Page:Revue des Deux Mondes - 1901 - tome 5.djvu/846

Le texte de cette page a été corrigé et est conforme au fac-similé.

— Ne dites pas de mal des spirites ! s’écria mon interlocuteur. Ici nous les prenons parfois au sérieux, et leur chef, le Dr Karl du Prel, qui vient de mourir, était fort écouté dans le monde philosophique. Il n’y a pas si loin en effet des doctrines de notre maître Schopenhauer, qui voyait dans les tables tournantes la démonstration de son système, aux enseignemens de cet ancien lieutenant bavarois, parti, lui aussi de l’idéalisme transcendantal, pour aboutir à une sorte de spiritisme doctrinal, aux allures scientifiques et darwiniennes.

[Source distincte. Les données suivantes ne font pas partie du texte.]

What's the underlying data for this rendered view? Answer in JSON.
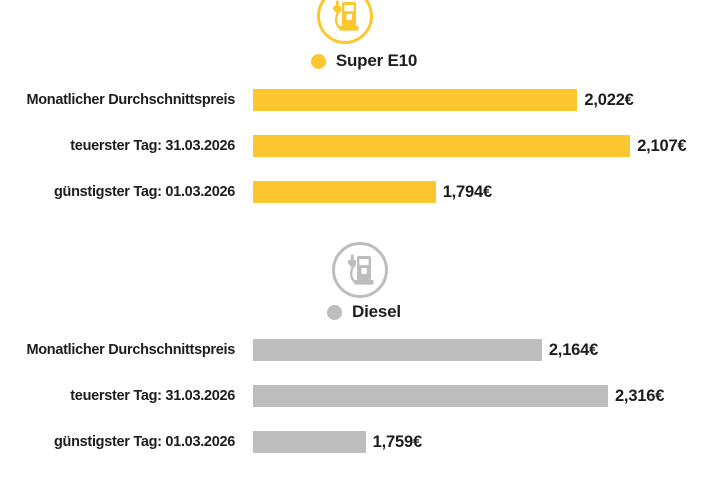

Après tout, le « corps astral, » dont il dote chacun de nous, ressemble singulièrement à cette « Volonté » dont le philosophe de Francfort a fait le principe de notre être. — Mais je m’égare, et ces considérations nous entraîneraient trop loin de notre sujet. Aussi bien, il demeure entendu que nous laissons de côté le spiritisme, même sous sa forme indoue et sous l’égide de Mrs Annie Besant. Il nous donnerait en effet trop beau jeu pour recruter dans ses rangs des adeptes à la migration des âmes ; nous n’avons pas besoin de ces auxiliaires : les cadres de notre armée se sont constitués sans leur concours.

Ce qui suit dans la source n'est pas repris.